Female (paratype MNRJ 04360) Total length (without chelicerae) 7.35. Carapace 3.79 long, 3.71 wide. Eye sizes: ALE: 0.22, PME: 0.16, PLE: 0.18. Clypeus: 0.32. Interocular distances - PME and PLE: 0.05, PME and ALE: 0.24. Leg formula: II, I, VI, III. Legs and palp length and width in Table 2. Labium 0.7 long, 0.54 wide. Sternum 1.85 long, 1.78 wide. Femur I 1.58 times longer than carapace. Palpal femur 5.0 times longer than wide, tibia 3.5 longer than wide, tarsus incrassate (Fig. 6). Spermathecae with long, straight, apically enlarged seminal receptacles; transversal plate narrow, weakly sclerotized; atriobursal orifices well visible, ovals, positioned on the internal edge of the central windows; dorsal part of bursa copulatrix weakly sclero- tized (Figs 7–8). Coloration as in male, but darker (Fig. 12). Tarsi and tibiae of palps reddish-brown.

Table 2.

Loxosceles niedeguidonae sp. n. Female paratype (MNRJ 04360). Length/width of right legs and palpal segments.

Tarsi 1.42/0.39 1.58/0.08 1.58/0.16 1.18/0.16 1.26/0.16
Metatarsi --- 6.24/0.16 7.19/0.16 5.85/0.16 6.95/0.16
Tibiae 1.11/0.32 6.32/0.32 6.79/0.32 4.42/0.32 5.45/0.32
Patellae 0.47/0.32 1.11/0.47 1.03/0.32 1.03/0.39 1.11/0.47
Femora 1.58/0.32 6.0/0.63 6.4/0.63 5.45/0.47 5.85/0.63
Total length 4.58 21.25 22.99 17.93 20.62
Figures 11–14.

Loxosceles niedeguidonae sp. n. 11 male 12 female 13 male in type locality – Toca do Buraco da Pedra Furada, Parque Nacional Serra da Capivara, Piauí, Brazil 14 General view of Parque Nacional Serra da Capivara, Piauí, Brazil. Photos 11–12 R. Bertani; 13–14 R. M. Gonçalves-de-Andrade.

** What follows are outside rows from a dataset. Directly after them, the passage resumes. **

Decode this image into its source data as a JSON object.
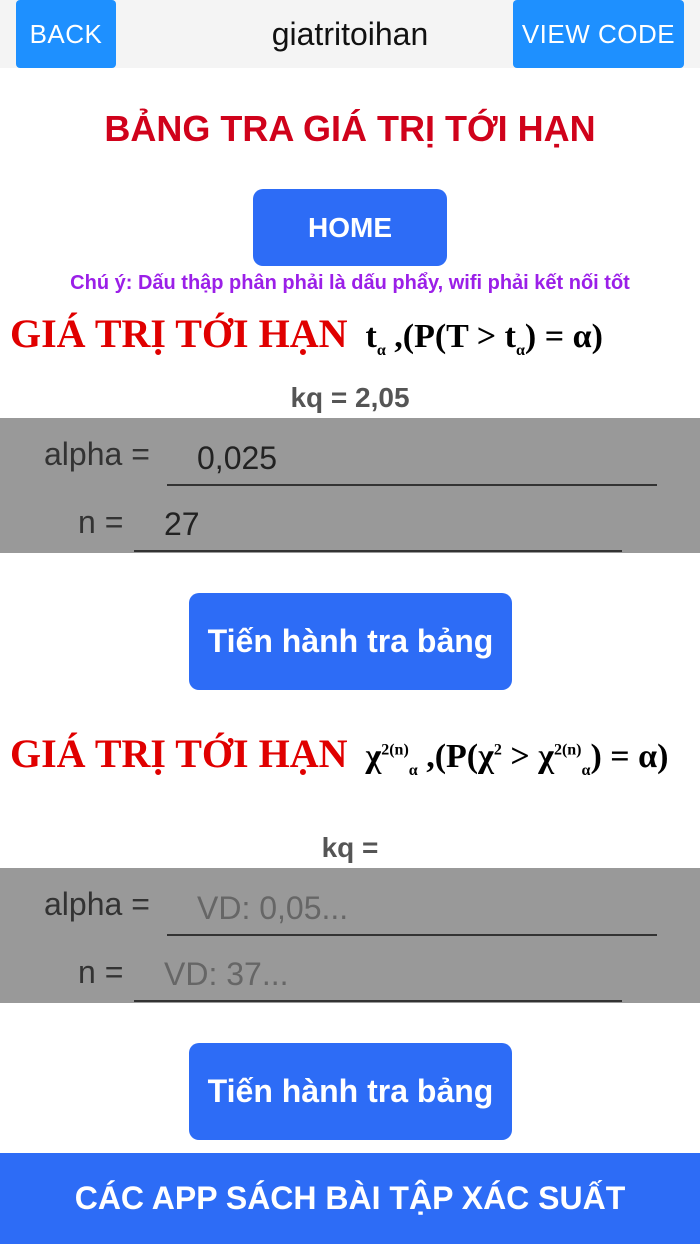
{
  "topbar": {
    "back_label": "BACK",
    "title": "giatritoihan",
    "view_code_label": "VIEW CODE"
  },
  "main_title": "BẢNG TRA GIÁ TRỊ TỚI HẠN",
  "home_label": "HOME",
  "note": "Chú ý: Dấu thập phân phải là dấu phẩy, wifi phải kết nối tốt",
  "section_t": {
    "heading": "GIÁ TRỊ TỚI HẠN",
    "formula_prefix": "t",
    "formula_sub": "α",
    "formula_mid": " ,(P(T > t",
    "formula_sub2": "α",
    "formula_end": ") = α)",
    "result": "kq = 2,05",
    "alpha_label": "alpha =",
    "alpha_value": "0,025",
    "n_label": "n =",
    "n_value": "27",
    "button_label": "Tiến hành tra bảng"
  },
  "section_chi": {
    "heading": "GIÁ TRỊ TỚI HẠN",
    "formula_prefix": "χ",
    "formula_sup": "2(n)",
    "formula_sub": "α",
    "formula_mid": " ,(P(χ",
    "formula_sup2": "2",
    "formula_mid2": " > χ",
    "formula_sup3": "2(n)",
    "formula_sub3": "α",
    "formula_end": ") = α)",
    "result": "kq =",
    "alpha_label": "alpha =",
    "alpha_placeholder": "VD: 0,05...",
    "n_label": "n =",
    "n_placeholder": "VD: 37...",
    "button_label": "Tiến hành tra bảng"
  },
  "bottom_bar_label": "CÁC APP SÁCH BÀI TẬP XÁC SUẤT",
  "colors": {
    "accent_blue": "#2d6cf6",
    "title_red": "#d0021b",
    "note_purple": "#9b1fe8",
    "panel_gray": "#999999"
  }
}
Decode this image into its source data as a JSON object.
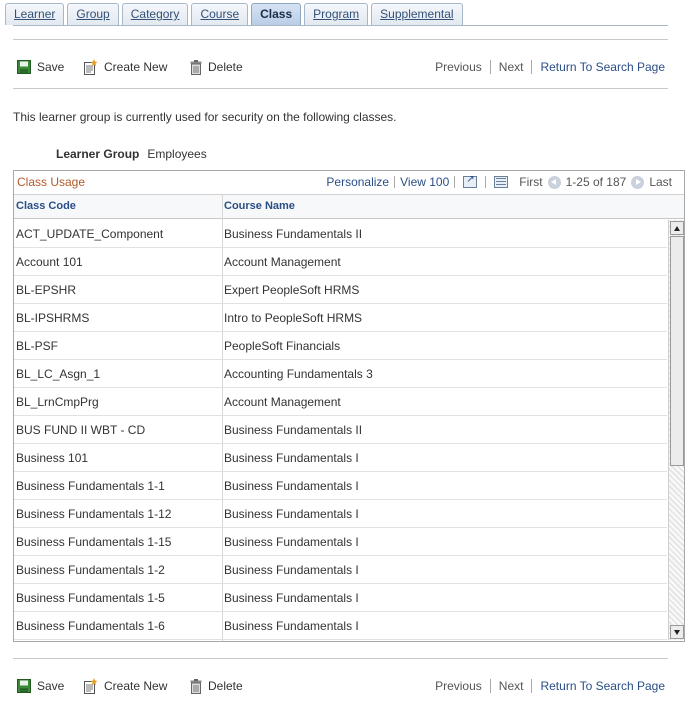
{
  "tabs": [
    {
      "label": "Learner",
      "active": false
    },
    {
      "label": "Group",
      "active": false
    },
    {
      "label": "Category",
      "active": false
    },
    {
      "label": "Course",
      "active": false
    },
    {
      "label": "Class",
      "active": true
    },
    {
      "label": "Program",
      "active": false
    },
    {
      "label": "Supplemental",
      "active": false
    }
  ],
  "toolbar": {
    "save_label": "Save",
    "create_new_label": "Create New",
    "delete_label": "Delete",
    "previous_label": "Previous",
    "next_label": "Next",
    "return_label": "Return To Search Page"
  },
  "message": "This learner group is currently used for security on the following classes.",
  "learner_group": {
    "label": "Learner Group",
    "value": "Employees"
  },
  "grid": {
    "title": "Class Usage",
    "personalize": "Personalize",
    "view_all": "View 100",
    "first": "First",
    "range": "1-25 of 187",
    "last": "Last",
    "columns": [
      "Class Code",
      "Course Name"
    ],
    "rows": [
      [
        "ACT_UPDATE_Component",
        "Business Fundamentals II"
      ],
      [
        "Account 101",
        "Account Management"
      ],
      [
        "BL-EPSHR",
        "Expert PeopleSoft HRMS"
      ],
      [
        "BL-IPSHRMS",
        "Intro to PeopleSoft HRMS"
      ],
      [
        "BL-PSF",
        "PeopleSoft Financials"
      ],
      [
        "BL_LC_Asgn_1",
        "Accounting Fundamentals 3"
      ],
      [
        "BL_LrnCmpPrg",
        "Account Management"
      ],
      [
        "BUS FUND II WBT - CD",
        "Business Fundamentals II"
      ],
      [
        "Business 101",
        "Business Fundamentals I"
      ],
      [
        "Business Fundamentals 1-1",
        "Business Fundamentals I"
      ],
      [
        "Business Fundamentals 1-12",
        "Business Fundamentals I"
      ],
      [
        "Business Fundamentals 1-15",
        "Business Fundamentals I"
      ],
      [
        "Business Fundamentals 1-2",
        "Business Fundamentals I"
      ],
      [
        "Business Fundamentals 1-5",
        "Business Fundamentals I"
      ],
      [
        "Business Fundamentals 1-6",
        "Business Fundamentals I"
      ]
    ]
  },
  "colors": {
    "link": "#2a4e86",
    "grid_title": "#b35a2a",
    "save_icon": "#3a8a3a"
  },
  "icons": {
    "save": "save-icon",
    "create_new": "create-new-icon",
    "delete": "trash-icon"
  }
}
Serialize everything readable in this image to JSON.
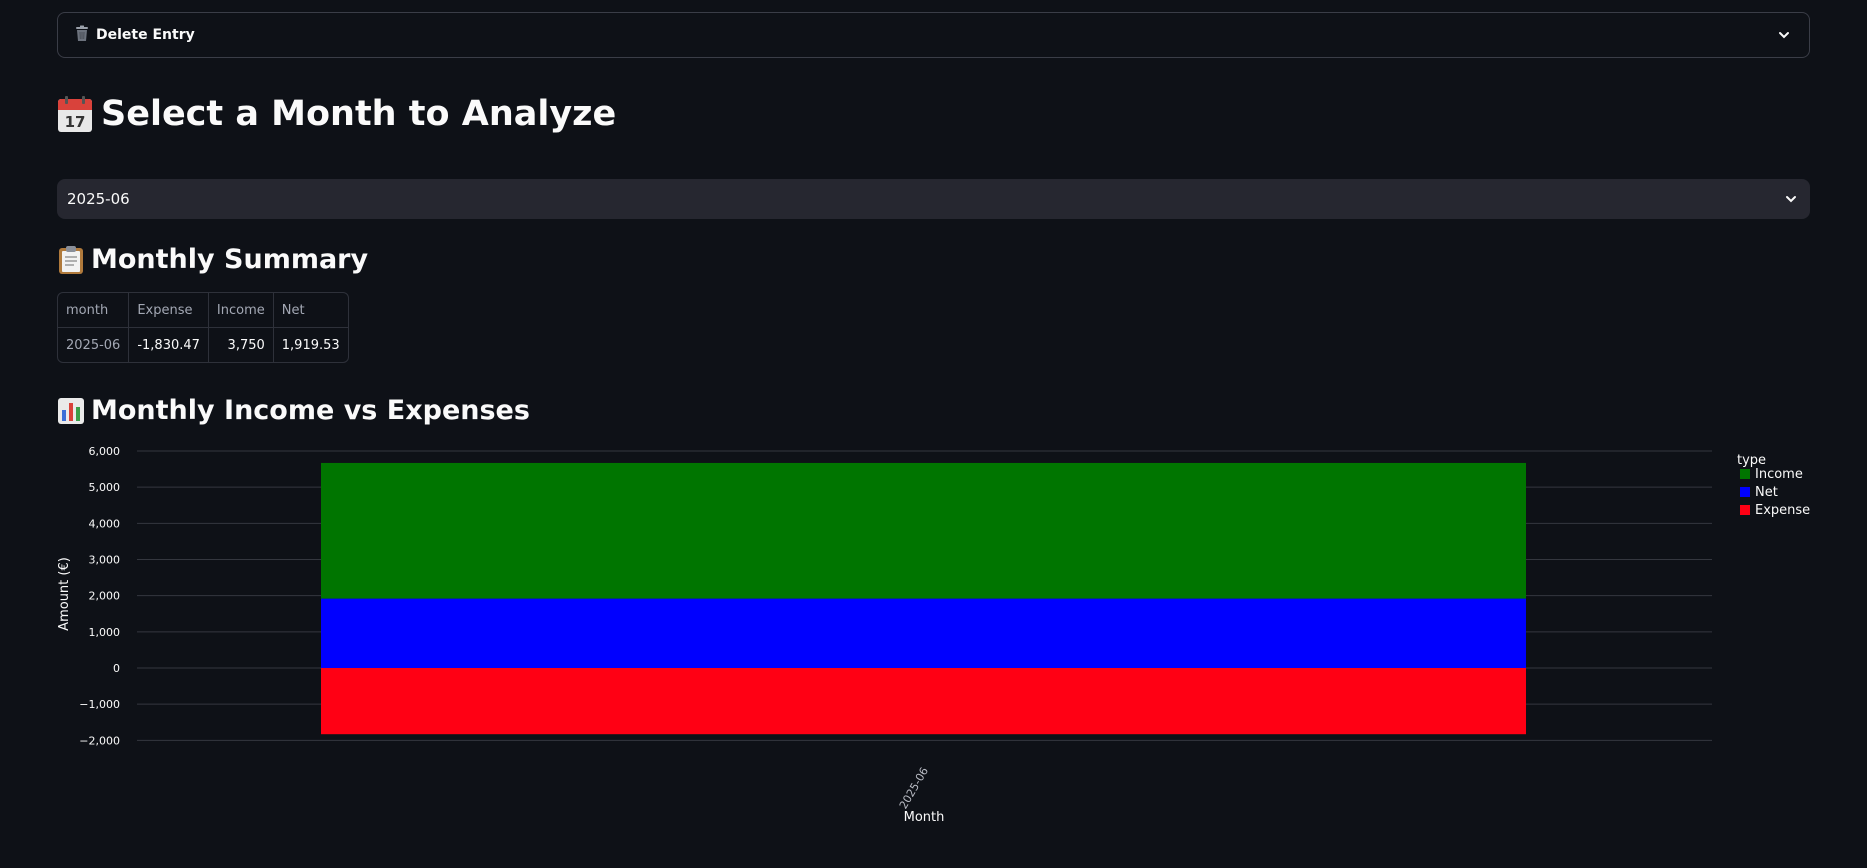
{
  "expander": {
    "label": "Delete Entry",
    "icon": "trash-icon"
  },
  "page": {
    "title": "Select a Month to Analyze",
    "title_icon": "calendar-icon"
  },
  "month_select": {
    "value": "2025-06"
  },
  "summary": {
    "heading": "Monthly Summary",
    "heading_icon": "clipboard-icon",
    "columns": [
      "month",
      "Expense",
      "Income",
      "Net"
    ],
    "rows": [
      [
        "2025-06",
        "-1,830.47",
        "3,750",
        "1,919.53"
      ]
    ]
  },
  "chart_section": {
    "heading": "Monthly Income vs Expenses",
    "heading_icon": "bar-chart-icon"
  },
  "chart_data": {
    "type": "bar",
    "stacked": true,
    "categories": [
      "2025-06"
    ],
    "series": [
      {
        "name": "Income",
        "values": [
          3750
        ],
        "color": "#007500"
      },
      {
        "name": "Net",
        "values": [
          1919.53
        ],
        "color": "#0000ff"
      },
      {
        "name": "Expense",
        "values": [
          -1830.47
        ],
        "color": "#ff0014"
      }
    ],
    "xlabel": "Month",
    "ylabel": "Amount (€)",
    "ylim": [
      -2000,
      6000
    ],
    "yticks": [
      6000,
      5000,
      4000,
      3000,
      2000,
      1000,
      0,
      -1000,
      -2000
    ],
    "ytick_labels": [
      "6,000",
      "5,000",
      "4,000",
      "3,000",
      "2,000",
      "1,000",
      "0",
      "−1,000",
      "−2,000"
    ],
    "legend_title": "type",
    "legend_position": "right",
    "grid": true
  }
}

The female Loxosceles niedeguidonae sp. n. can undoubtedly be included in the gaucho group of Gertsch (1967) due to spermathecae bearing a transverse plate (Figs 7–8), which is characteristic of the group. However, the male resembles species of the laeta group due to its long palpal tibia (Fig. 2). These characteristics are also found in the recently described species Loxosceles chapadensis with which Loxosceles niedeguidonae sp. n. seems to be closely related. As already discussed by Bertani et al. 2010, the long palpal tibia of males of Loxosceles chapadensis (and now, Loxosceles niedeguidonae sp. n.) could be an homoplasy with species of the laeta and spadicea groups or a plesiomorphy, indicating a more basal position of the species in the gaucho group relative to these other species (Bertani et al. 2010). Despite these shared characteristics they can be separated by genitalic and somatic characteristics. The male has a straighter embolus (Figs 3–4), palpal tarsus almost two times longer than wide and color pattern are not very similar to the typical gaucho pattern, i. e. lateral dentate dark bands on the dorsal side of carapace. The male resembles an individual of the laeta group due to its light-brown coloration and faded dentate dark bands on the carapace (Figs 1–9, 11). The female can be easily separated by the narrow transversal plate in spermathecae (Figs 7–8) and in- crassate palpal tarsus (Fig. 6), which is like the female Loxosceles adelaida, gaucho group (Gertsch, 1967), but more dilated than the latter.

The distinct, but close geographical distribution of Loxosceles chapadensis and Loxosceles niedeguidonae sp. n. in Northeastern Brazil provides an additional indication that these two species are closely related.

Natural History.

Specimens of Loxosceles niedeguidonae sp. n. were found in the locality of “Buraco da Pedra Furada”. The male was collected over the ground and the female in a rock crevice close to a cave mouth. The arenitic walls in the Parque Nacional Serra da Capivara have innumerous crevices that make typical retreats for brown recluse spiders (Figs 13–14). However, despite the presence of so many crevices, a low population density was found in the analyzed ecotope.


Known only from Parque Nacional Serra da Capivara, Piauí State, Brazil.


We thank Dr Niéde Guidon, director of Fundação Museu do Homem Americano - FUMDHAM, São Raimundo Nonato, Piauí, Brazil by providing scientific and ope- rational support; all staff of Parque Nacional Serra da Capivara for supporting to field work; Adriano B. Kury (Museu Nacional do Rio de Janeiro, RJ, Brazil) for providing a repository for the types and Steffen Bayer for improving the manuscript. Support: INCTTOx/CNPq/FAPESP for RMGA and CNPq Research Fellow – Brazil, for RB.